Hollow Girl first became aware of sound: a sudden thumping that repeated itself in an established rhythm. Without anything else to focus on, she was entranced, mesmerized by the regular beating of her heart. When vision came, her world exploded in light: colors and shapes that fought for her attention, swirling into clarity before being disrupted by the next image. Touch followed: the waft of warm recycled air from the atmospheric scrubbers on her skinsheath, the cool moisture on her face, the gentle caress of the polyfabrics that swathed her body in lieu of a mother’s embrace.

“Can you hear me?” A voice rasped from somewhere to her left, the question pushing the nanotech in her brain to lightning activity.

“Yes,” Hollow Girl said, marveling momentarily at the resonance of her voice, the vibration in her throat, and the motion of her tongue and lips.

“Can you sit up?” The voice asked, as she felt her birthing cocoon removed, band by band.

“Yes,” she said, sitting up slowly, without pausing to consider the meaning of the request. She felt the flex of her muscles culminating with a tightness centered on her stomach.

“Kamusta,” said the man who stood next to her, his face emanating an almost desperate manner of kindness. “If you feel nauseous, you may lie back. Do you feel dizzy?”

“No,” Hollow Girl replied, surprised at the way her head shook from side to side. She did not feel any degree of discomfort at all, with the exception of a growing sense of embarrassment provoked by her nudity.

“May I have some clothing?” she asked, facing the man who was concerned with her well-being. His head was shaven and square-shaped, his eyes a dull brown.

“Of course, of course,” he replied, vanishing for a moment behind a pale blue curtain before returning with folded clothing in his arms. “Eto,” he said, handing the small pile over to her.

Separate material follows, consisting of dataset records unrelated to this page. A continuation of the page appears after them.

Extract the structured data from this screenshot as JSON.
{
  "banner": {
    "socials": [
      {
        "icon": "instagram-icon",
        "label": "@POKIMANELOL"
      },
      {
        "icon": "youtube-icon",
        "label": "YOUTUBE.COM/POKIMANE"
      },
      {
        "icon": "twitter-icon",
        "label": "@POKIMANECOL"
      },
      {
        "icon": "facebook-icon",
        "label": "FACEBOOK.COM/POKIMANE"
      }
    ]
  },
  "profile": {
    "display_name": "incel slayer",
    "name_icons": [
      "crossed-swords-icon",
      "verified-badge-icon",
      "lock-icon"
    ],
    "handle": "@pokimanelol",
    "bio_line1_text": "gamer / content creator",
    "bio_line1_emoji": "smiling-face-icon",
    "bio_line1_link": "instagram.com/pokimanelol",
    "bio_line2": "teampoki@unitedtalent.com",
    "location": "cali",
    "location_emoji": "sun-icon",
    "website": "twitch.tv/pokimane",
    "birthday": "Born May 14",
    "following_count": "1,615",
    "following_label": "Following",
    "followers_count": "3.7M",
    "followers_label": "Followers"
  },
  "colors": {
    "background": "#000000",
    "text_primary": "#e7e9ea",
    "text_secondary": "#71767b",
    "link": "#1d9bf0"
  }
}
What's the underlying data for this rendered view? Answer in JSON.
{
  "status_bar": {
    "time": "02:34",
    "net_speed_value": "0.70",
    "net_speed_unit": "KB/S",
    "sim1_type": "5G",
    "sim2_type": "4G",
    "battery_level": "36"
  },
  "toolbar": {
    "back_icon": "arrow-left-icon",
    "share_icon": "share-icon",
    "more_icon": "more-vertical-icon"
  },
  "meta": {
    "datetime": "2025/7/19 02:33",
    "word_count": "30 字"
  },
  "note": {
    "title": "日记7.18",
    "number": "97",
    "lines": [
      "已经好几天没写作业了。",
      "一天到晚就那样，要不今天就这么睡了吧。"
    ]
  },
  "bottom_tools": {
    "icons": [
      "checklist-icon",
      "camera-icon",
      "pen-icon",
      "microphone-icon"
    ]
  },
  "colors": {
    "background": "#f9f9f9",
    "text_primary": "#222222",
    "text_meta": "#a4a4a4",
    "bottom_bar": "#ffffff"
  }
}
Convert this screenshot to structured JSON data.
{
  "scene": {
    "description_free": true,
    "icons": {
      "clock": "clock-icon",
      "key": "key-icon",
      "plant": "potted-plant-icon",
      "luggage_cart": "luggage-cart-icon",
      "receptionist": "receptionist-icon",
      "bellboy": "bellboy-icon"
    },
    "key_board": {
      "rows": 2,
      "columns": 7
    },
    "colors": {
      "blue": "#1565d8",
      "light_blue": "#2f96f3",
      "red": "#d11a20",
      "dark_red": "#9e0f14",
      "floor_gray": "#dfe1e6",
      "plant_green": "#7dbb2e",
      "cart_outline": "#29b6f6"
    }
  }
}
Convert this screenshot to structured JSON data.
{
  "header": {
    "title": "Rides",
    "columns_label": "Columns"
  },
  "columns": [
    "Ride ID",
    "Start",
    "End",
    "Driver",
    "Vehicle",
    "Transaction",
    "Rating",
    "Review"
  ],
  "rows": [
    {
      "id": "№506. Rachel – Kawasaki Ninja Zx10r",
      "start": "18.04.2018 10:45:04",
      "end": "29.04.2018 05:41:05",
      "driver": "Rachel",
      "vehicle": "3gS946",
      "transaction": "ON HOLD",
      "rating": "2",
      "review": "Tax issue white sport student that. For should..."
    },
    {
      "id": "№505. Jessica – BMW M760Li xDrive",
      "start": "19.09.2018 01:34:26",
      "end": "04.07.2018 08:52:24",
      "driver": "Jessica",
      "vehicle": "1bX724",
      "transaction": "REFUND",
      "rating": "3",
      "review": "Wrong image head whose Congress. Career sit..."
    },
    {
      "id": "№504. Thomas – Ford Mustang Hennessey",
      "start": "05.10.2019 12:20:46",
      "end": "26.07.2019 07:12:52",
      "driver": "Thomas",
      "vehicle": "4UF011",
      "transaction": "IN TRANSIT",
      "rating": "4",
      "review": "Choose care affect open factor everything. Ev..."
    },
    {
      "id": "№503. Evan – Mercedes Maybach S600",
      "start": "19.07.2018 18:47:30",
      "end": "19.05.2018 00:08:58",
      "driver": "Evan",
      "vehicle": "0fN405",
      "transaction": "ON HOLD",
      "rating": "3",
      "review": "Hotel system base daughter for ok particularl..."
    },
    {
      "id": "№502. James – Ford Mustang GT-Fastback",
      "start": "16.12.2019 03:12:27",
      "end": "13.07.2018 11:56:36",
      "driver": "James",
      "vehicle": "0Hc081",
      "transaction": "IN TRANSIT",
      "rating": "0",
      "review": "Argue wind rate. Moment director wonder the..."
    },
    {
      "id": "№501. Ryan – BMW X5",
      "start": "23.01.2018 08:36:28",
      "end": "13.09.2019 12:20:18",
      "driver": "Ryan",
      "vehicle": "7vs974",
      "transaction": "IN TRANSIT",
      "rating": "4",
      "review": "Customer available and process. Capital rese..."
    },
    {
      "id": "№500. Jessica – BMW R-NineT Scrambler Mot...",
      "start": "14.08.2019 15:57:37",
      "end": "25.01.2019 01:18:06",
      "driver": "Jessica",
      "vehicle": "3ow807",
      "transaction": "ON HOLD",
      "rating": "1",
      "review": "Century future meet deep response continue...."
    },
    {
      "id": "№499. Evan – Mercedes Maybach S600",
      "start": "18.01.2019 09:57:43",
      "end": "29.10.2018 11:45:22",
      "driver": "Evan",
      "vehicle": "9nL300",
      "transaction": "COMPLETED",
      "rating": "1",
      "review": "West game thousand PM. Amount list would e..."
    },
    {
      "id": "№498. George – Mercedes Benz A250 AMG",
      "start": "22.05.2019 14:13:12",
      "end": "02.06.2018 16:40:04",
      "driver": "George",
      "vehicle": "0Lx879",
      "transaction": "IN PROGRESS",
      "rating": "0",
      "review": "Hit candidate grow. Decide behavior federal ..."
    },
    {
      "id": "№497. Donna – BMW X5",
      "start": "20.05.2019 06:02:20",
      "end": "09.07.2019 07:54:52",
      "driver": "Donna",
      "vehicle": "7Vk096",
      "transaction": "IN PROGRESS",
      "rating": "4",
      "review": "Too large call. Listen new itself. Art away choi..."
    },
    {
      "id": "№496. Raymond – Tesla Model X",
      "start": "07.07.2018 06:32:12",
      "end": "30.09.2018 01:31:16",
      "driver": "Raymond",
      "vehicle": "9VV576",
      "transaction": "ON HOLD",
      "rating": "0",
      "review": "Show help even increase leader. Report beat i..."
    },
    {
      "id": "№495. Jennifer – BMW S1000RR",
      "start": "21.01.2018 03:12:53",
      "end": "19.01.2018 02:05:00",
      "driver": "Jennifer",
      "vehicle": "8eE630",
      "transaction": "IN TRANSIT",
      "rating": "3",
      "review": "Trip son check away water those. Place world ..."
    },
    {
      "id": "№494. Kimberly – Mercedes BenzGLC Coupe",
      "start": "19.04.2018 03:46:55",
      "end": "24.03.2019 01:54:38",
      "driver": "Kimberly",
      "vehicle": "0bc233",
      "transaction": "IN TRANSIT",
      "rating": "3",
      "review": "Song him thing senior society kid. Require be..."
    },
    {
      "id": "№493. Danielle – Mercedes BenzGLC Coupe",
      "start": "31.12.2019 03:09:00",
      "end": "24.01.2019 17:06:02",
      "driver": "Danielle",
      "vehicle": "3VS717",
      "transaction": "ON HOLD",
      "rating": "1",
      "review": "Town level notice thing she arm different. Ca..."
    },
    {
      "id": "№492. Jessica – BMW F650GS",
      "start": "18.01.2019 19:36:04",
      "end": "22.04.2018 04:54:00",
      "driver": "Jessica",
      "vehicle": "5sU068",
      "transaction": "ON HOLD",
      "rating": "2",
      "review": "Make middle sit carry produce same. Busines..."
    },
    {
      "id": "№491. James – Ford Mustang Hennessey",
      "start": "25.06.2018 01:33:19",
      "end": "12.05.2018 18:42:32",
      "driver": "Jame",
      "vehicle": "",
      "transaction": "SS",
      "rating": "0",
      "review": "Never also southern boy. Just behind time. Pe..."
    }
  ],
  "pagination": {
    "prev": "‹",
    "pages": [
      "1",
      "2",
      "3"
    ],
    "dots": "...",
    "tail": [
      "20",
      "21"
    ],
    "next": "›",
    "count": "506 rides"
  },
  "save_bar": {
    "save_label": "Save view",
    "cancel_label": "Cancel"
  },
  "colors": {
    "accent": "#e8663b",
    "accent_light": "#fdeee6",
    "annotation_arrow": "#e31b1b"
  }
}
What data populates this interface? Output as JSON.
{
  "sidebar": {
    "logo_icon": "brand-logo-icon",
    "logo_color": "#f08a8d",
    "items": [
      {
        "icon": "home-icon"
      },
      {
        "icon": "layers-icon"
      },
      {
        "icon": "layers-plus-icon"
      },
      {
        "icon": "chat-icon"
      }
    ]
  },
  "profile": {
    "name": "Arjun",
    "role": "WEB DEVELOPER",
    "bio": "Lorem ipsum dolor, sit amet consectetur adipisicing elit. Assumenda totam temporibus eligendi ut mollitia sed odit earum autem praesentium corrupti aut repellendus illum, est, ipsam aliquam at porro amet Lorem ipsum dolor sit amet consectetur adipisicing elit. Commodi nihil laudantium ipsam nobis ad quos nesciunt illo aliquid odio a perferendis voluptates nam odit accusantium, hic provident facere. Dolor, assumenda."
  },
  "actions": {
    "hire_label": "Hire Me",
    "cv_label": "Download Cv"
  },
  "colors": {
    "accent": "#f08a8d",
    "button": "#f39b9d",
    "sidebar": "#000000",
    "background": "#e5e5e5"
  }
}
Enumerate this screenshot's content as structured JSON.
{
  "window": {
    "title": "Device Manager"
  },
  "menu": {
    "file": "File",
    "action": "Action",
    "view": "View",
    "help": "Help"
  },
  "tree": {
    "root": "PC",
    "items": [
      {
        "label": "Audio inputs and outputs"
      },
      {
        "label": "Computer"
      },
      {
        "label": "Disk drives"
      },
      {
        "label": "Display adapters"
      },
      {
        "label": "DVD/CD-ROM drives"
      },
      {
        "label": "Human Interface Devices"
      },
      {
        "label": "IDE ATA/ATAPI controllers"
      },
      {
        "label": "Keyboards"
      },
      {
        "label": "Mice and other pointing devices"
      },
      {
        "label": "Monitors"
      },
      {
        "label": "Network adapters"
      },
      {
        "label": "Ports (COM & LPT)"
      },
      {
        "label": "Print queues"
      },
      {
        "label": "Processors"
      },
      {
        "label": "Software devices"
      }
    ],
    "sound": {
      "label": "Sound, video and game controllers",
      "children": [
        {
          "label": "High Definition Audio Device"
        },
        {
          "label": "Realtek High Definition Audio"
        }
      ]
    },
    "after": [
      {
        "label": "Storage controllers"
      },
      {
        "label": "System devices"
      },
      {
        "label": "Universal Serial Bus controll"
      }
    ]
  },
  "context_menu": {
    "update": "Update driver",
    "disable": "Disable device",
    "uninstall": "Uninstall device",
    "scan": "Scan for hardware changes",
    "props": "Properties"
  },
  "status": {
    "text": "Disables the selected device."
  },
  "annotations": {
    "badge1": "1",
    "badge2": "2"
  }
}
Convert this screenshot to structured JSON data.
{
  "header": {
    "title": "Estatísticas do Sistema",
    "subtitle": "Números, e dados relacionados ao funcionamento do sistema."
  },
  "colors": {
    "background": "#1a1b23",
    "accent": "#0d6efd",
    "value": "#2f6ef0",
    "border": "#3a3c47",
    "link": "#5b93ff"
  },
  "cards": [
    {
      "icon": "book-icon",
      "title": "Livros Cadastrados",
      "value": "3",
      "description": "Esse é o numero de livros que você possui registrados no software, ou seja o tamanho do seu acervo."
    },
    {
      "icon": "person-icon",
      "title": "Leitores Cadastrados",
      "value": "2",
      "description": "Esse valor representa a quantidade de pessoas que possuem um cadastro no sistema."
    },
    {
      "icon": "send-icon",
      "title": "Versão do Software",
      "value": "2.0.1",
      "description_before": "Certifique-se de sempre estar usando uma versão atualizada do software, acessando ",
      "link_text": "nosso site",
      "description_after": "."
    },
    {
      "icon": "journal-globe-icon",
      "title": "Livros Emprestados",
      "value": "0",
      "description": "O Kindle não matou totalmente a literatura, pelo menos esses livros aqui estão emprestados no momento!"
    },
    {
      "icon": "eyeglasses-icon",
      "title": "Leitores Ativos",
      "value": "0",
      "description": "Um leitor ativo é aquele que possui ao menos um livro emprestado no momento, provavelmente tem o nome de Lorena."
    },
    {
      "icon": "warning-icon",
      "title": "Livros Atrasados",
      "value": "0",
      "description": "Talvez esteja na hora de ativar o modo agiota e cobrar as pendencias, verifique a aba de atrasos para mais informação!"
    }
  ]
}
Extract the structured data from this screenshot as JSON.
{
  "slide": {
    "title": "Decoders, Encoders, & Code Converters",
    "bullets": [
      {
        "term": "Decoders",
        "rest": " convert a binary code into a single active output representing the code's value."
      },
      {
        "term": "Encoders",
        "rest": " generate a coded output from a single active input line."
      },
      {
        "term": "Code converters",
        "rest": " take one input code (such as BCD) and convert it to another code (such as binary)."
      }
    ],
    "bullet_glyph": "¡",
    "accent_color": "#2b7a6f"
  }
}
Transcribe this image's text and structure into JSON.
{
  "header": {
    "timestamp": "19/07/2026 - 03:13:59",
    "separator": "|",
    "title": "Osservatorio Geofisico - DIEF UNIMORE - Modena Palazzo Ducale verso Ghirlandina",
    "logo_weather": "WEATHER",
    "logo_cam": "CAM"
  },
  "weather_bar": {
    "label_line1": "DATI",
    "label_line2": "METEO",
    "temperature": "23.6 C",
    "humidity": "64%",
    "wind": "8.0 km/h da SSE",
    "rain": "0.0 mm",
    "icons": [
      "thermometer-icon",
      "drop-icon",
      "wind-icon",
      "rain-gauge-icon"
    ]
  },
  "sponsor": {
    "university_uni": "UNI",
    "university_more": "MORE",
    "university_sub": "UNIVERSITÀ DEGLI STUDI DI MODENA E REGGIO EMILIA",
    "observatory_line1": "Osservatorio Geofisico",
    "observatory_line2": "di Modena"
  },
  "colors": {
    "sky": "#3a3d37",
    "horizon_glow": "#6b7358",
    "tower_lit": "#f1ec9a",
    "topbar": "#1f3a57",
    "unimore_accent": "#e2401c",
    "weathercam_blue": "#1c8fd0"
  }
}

Hollow Girl accepted his offering and wordlessly swung her feet off the birthing crèche. Her soles registered only the most insubstantial cold before the Romblontech tiles provided a pre-calculated amount of heat. She wore the short dress and stood before the short man for approval.

“Ayan, ayan,” the man exclaimed in delight. “You’re just perfect.”

#

In the days that followed, Hollow Girl grew at an astonishing rate, surprising even the man whom she came to know as her creator.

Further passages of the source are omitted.